RETEX réorganisation du SNUM


Le RETEX était prévu 1 an après la réorganisation. Certes, les élections professionnelles ont mobilisé très fortement les équipes de l’administration centrale. Toutefois, un bilan de la réorganisation est nécessaire. La mise en œuvre et le fonctionnement du service doivent être débattus. Plusieurs postes ne sont pas pourvus parce qu’aucune fiche de poste n’a été publiée malgré la sanctuarisation des postes budgétaires sur 2022.

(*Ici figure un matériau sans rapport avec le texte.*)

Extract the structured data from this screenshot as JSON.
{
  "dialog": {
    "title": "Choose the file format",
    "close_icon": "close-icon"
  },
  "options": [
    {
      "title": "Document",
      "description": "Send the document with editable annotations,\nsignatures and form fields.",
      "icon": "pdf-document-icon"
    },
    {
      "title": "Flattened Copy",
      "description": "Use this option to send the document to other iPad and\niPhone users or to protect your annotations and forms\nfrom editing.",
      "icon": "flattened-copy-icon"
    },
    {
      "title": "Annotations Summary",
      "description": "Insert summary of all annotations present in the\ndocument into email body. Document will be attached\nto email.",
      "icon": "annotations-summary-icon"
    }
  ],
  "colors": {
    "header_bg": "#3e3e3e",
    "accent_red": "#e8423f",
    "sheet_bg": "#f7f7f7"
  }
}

Un point interroge particulièrement : de nombreux mouvements d’agents ont eu lieu dans l’année comme le démontrent les nombreuses fiches de postes publiées. La question de la gestion et conservation des compétences sur un secteur d’activité informatique très tendu est posée.
Le ministère est en passe de perdre une capacité de réactivité en cas d’incident informatique. Le recours à des prestataires, sur des missions de six mois ou d’un an, n’apporte
aucune garantie.


Réponse de l’administration : Le RETEX doit être réalisé ; c’était une promesse. Le calendrier social de fin d’année étant bien chargé, celui-ci ne devrait pas débuter avant le début de l’année prochaine.
Un questionnaire est en cours de validation qui sera adressé aux agents. Une restitution sera faite en CSA AC en 2023.
Les postes et mouvements d’agents : le MASA connait les fortes tensions en compétences sur ces missions avec une forte concurrence avec ce qui est proposé dans le privé.
Une mission interministérielle est en cours pour apporter des réponses et remédier aux tensions sur les recrutements sur les missions informatiques.
Les situations individuelles d’agents : les personnes en difficulté d’affectation ont eu une solution, à l’exception d’une qui devrait être réglée d’ici fin 2022.